Я почувствовал, что краснею, вспомнив духи на лодыжках Энни, ее руку у меня на шее во время ее разговора с Клодией как-то летней ночью. Мы шли домой с работы, и я все еще был опьянен удачей охоты, когда мы встретили Энни. Одно из самых дорогих моих воспоминаний.
— Ты любишь собак?
Она пожала плечами:
— Разных по-разному. Как и людей. Их надо воспринимать индивидуально, как ты думаешь?
Пригласи ее, сказал я себе, пригласи сейчас же. На кофе, на выпить, на танцы, пригласи немедленно, или…
— Слушай, как ты насчет съездить на Арубу?
Я снова почувствовал, что весь краснею: я же совсем не это собирался сказать. Слишком это было много, слишком сразу, слишком нагло… вот черт!
Энни перестала протирать стойку. Вдруг бездонная вода показалась мне более удачным выходом.
— Я бы предпочла начать с бокала или с ужина, — ответила она медленно. — То есть это ты серьезно, на самом деле, наконец-тонабрался храбрости меня куда-то пригласить?
— Ну… — я сглотнул слюну, — в общем, да. Ничего?
— Вполне. Но долго же ты собирался. — Она посмотрела на меня. — Вы, крутые парни, на самом деле просто большие телята. Но ты же не всегда большой теленок, Джерри?
Как правило, я большой волк, подумал я, про себя усмехаясь.
— Отныне — никогда, — пообещал я. — Так давай завтра вечером?
— Не могу. — Она посмотрела на меня с легкой насмешкой. — Завтра же Рождество.

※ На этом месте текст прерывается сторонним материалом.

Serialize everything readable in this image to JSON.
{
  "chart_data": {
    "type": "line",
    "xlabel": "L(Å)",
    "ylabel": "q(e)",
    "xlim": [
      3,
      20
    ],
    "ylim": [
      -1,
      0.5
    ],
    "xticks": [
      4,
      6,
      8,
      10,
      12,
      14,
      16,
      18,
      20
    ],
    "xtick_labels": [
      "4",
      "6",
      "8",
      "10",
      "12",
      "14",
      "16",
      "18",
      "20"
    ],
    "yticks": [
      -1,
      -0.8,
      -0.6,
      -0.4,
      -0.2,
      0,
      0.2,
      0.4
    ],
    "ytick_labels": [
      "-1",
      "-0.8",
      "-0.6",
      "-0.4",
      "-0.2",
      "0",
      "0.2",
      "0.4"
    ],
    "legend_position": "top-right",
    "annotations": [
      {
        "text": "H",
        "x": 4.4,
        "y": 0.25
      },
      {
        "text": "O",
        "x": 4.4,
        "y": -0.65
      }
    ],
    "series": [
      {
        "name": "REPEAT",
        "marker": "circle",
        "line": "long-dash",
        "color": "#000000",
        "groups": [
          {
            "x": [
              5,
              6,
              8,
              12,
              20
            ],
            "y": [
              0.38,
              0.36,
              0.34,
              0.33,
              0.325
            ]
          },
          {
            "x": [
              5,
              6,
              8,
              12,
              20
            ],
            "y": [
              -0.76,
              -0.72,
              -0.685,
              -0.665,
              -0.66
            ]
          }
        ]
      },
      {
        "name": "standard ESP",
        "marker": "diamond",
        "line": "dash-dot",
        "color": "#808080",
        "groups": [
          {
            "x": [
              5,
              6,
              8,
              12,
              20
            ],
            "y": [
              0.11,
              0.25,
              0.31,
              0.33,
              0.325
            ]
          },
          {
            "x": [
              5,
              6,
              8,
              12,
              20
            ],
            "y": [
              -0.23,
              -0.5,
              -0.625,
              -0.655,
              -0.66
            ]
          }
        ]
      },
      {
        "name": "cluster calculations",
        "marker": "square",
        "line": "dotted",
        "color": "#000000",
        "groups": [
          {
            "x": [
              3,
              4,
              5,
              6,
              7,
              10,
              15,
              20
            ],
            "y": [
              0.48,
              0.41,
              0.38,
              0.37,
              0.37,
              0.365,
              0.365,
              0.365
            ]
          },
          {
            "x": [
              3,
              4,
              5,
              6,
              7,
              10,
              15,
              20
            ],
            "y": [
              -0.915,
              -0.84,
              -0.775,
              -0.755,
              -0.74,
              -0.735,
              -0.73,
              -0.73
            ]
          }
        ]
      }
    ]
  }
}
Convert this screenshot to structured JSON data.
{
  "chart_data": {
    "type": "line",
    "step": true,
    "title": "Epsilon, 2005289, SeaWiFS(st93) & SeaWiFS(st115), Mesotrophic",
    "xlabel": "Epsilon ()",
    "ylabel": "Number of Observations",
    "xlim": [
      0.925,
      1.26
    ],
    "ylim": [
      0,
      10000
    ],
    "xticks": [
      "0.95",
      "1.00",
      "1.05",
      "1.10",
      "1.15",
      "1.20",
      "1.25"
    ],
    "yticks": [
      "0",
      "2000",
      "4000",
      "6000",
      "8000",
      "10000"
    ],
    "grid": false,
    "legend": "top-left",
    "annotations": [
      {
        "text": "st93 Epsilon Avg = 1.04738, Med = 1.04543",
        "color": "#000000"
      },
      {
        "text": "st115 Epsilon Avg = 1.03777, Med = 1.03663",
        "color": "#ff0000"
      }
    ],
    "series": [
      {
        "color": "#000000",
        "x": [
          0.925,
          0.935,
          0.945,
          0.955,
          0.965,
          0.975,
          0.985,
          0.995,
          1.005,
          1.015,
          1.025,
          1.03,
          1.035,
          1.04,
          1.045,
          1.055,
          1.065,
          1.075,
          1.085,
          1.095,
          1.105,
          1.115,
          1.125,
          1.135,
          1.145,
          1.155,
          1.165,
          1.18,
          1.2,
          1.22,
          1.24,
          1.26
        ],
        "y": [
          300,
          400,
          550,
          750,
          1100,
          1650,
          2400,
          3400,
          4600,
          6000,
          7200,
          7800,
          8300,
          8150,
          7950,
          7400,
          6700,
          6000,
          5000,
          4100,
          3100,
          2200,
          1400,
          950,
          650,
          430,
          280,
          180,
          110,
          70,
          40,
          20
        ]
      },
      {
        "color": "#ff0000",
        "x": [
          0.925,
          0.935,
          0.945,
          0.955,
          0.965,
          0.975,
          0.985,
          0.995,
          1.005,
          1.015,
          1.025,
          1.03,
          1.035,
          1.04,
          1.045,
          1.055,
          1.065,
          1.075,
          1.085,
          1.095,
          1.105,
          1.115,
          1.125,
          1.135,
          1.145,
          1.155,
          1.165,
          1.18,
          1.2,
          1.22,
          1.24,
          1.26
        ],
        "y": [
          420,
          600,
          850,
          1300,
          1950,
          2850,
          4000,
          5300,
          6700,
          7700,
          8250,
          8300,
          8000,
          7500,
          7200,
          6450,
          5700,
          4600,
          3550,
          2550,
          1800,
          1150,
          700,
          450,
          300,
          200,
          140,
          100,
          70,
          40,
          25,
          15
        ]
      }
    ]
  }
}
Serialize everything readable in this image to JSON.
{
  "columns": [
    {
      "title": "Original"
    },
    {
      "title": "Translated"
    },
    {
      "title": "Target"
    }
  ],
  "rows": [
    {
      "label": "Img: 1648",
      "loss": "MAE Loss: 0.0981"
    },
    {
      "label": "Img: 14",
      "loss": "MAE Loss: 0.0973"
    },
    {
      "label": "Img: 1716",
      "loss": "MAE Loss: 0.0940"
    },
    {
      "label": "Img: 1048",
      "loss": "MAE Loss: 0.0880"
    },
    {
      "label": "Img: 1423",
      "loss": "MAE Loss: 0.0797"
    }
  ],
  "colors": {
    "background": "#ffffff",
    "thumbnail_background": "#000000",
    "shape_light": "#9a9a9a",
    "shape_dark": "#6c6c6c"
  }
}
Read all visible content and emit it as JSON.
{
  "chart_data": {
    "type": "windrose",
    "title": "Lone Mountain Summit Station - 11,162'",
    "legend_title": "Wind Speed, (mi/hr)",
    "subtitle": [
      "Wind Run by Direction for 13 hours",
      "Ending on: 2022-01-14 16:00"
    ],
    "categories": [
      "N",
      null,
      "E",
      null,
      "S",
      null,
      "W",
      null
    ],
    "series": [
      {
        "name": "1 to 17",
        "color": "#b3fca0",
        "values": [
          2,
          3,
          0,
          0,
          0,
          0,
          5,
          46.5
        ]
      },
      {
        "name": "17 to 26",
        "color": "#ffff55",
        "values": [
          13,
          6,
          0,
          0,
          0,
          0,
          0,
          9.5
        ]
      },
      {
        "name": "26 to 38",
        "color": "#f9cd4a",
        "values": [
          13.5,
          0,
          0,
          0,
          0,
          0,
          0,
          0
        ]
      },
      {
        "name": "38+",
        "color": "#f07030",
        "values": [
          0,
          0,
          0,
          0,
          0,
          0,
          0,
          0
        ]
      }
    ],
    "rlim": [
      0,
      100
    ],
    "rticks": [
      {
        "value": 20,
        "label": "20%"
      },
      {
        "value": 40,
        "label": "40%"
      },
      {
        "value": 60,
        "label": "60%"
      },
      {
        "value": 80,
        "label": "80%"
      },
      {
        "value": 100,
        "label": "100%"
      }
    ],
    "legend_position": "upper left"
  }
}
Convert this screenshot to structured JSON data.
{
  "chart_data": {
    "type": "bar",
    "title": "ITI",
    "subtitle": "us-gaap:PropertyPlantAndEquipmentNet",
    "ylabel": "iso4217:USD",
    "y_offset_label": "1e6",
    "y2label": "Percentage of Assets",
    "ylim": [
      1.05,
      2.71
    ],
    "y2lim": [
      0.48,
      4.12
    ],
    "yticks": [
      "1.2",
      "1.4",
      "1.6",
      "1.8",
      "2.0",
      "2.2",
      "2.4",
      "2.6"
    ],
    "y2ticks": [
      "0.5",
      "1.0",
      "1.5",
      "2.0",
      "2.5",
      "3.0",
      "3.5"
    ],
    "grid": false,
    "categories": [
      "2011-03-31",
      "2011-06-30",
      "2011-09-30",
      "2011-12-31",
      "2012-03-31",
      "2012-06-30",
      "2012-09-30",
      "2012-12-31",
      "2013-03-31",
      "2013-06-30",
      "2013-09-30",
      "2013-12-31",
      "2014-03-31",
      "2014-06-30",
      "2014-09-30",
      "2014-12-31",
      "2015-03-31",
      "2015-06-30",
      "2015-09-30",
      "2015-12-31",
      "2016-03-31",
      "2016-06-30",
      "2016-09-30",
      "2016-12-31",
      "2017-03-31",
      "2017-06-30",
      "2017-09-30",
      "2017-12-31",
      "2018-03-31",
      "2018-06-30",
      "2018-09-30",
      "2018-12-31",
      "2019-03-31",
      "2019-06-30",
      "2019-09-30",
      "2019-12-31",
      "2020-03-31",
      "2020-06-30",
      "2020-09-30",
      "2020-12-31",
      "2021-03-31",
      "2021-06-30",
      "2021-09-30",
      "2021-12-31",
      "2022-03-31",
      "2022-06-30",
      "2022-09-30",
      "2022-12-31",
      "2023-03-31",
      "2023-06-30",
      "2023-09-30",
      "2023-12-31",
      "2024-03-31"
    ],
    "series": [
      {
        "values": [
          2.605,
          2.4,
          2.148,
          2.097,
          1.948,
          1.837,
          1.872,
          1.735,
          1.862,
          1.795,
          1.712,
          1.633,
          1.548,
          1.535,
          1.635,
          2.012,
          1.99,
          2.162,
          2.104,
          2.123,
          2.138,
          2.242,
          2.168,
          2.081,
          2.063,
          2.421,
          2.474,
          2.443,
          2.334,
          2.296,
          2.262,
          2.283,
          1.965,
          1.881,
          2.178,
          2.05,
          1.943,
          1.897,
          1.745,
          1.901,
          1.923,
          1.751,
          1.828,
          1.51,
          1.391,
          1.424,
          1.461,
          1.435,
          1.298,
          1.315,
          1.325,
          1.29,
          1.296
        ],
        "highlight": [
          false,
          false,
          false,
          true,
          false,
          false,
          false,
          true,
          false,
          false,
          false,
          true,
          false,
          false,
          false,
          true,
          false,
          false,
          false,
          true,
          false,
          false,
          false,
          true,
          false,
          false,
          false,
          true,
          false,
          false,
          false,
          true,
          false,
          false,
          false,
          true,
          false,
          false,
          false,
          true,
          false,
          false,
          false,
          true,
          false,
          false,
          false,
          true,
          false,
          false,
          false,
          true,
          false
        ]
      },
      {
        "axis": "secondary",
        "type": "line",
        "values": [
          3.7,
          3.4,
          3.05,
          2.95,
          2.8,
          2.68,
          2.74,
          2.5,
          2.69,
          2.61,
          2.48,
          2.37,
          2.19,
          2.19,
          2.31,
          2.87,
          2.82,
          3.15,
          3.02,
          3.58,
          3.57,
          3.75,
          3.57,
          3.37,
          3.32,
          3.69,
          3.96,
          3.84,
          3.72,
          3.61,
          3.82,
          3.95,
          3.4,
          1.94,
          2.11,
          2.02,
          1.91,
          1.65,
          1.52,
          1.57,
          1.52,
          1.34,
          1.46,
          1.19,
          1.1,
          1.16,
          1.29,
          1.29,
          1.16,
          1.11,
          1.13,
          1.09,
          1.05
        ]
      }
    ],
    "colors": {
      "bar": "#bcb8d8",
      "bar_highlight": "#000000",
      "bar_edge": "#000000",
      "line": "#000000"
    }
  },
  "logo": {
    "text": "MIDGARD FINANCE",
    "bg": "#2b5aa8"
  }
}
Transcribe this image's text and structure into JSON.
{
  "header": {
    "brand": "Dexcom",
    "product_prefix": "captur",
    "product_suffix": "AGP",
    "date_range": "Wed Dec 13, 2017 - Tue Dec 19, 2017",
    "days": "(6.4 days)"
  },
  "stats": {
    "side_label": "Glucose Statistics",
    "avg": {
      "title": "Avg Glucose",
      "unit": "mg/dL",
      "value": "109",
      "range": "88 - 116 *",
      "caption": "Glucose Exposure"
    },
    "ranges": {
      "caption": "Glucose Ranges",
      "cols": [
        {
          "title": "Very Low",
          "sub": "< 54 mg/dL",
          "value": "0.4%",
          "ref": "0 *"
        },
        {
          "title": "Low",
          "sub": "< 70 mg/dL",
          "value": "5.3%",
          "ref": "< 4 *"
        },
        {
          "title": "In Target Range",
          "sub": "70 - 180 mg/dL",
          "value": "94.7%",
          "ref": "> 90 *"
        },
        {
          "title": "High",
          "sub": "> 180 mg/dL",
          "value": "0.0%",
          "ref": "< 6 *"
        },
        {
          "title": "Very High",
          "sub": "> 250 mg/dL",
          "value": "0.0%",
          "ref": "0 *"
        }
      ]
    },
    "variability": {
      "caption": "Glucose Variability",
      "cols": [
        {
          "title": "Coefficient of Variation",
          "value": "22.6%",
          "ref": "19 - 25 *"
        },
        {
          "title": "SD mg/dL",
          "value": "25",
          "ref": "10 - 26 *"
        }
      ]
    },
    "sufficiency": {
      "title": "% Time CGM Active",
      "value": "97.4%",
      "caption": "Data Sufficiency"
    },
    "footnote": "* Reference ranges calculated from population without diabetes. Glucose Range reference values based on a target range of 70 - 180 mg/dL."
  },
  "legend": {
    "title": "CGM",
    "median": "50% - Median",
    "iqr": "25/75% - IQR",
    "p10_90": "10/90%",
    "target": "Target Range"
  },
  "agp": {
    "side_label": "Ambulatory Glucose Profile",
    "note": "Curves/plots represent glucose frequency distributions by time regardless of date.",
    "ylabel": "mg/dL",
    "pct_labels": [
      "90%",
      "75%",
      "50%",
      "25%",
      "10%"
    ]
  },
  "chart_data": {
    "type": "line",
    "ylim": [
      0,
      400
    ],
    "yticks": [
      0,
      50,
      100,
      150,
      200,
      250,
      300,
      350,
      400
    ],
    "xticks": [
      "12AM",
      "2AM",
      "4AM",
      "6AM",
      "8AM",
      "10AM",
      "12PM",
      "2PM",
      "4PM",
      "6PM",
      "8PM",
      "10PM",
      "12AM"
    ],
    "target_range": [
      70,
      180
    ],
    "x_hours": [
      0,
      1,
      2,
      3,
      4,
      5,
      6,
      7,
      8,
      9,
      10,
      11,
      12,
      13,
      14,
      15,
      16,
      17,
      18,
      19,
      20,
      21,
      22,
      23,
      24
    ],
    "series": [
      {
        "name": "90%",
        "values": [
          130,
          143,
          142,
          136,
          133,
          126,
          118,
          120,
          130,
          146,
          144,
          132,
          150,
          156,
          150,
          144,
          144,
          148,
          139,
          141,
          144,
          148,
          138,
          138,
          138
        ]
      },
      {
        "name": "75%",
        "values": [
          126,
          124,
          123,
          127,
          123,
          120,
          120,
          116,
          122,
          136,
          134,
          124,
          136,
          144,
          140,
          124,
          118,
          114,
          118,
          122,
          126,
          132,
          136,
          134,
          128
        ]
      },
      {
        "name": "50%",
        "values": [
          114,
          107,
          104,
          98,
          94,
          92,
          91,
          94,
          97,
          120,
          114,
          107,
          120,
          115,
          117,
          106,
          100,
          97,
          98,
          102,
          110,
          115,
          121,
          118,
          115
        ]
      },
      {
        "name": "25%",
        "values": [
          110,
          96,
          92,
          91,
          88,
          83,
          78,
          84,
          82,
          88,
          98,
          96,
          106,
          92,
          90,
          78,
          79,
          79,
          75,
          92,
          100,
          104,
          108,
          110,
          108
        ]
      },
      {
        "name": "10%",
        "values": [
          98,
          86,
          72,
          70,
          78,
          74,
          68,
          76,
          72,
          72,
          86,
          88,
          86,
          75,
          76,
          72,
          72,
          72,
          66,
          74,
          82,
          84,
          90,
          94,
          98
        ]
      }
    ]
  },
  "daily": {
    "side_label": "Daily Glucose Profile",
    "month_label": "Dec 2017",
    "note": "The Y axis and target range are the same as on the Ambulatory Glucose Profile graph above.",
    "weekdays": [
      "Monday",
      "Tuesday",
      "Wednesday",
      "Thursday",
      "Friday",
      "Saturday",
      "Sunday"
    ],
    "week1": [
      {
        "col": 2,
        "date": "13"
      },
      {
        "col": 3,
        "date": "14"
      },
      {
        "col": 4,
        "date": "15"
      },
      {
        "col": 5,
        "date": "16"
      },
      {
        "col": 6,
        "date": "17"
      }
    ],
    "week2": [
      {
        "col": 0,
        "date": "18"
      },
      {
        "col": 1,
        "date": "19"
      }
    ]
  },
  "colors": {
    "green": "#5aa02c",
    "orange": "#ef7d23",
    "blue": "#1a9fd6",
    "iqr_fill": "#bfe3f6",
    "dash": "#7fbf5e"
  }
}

Я с утра еду в национальный парк «Брэдли Палмер» на лыжах кататься.
Я наморщил лоб. Традиция странная, но очень милая. Мне кажется…
Она задержала дыхание, слегка надула щеки, выдула воздух.
— Понимаешь, я — викканка. Рождество я люблю, но отмечаю — солнцестояние.
Она несколько ощетинилась, но я едва сумел сдержать глубокий вздох облегчения.
— Вот можешь мне поверить: смешанные отношения для меня не проблема.
Она успокоилась, потом посмотрела на меня таким взглядом, что я тут же весь согрелся.
— Если ты пригласишь меня на завтрак, я эти лыжи отставлю. Но днем мне надо будет уйти, потому что я обещала Келли подменить ее, чтобы она могла встретить праздник с родными.
— Завтрак в девять утра!
Я едва успевал выговаривать слова, так они быстро рвались.
— Клодия не будет против?
— Нет. Я ей позвоню, когда буду дома.
Клодия меня все время уговаривала пригласить Энни с тех пор, как я о ней заговорил. «Такая хорошая девушка, ни косточки зла в ней нет», — сказала она. А Клодия в косточках добра и зла разбирается.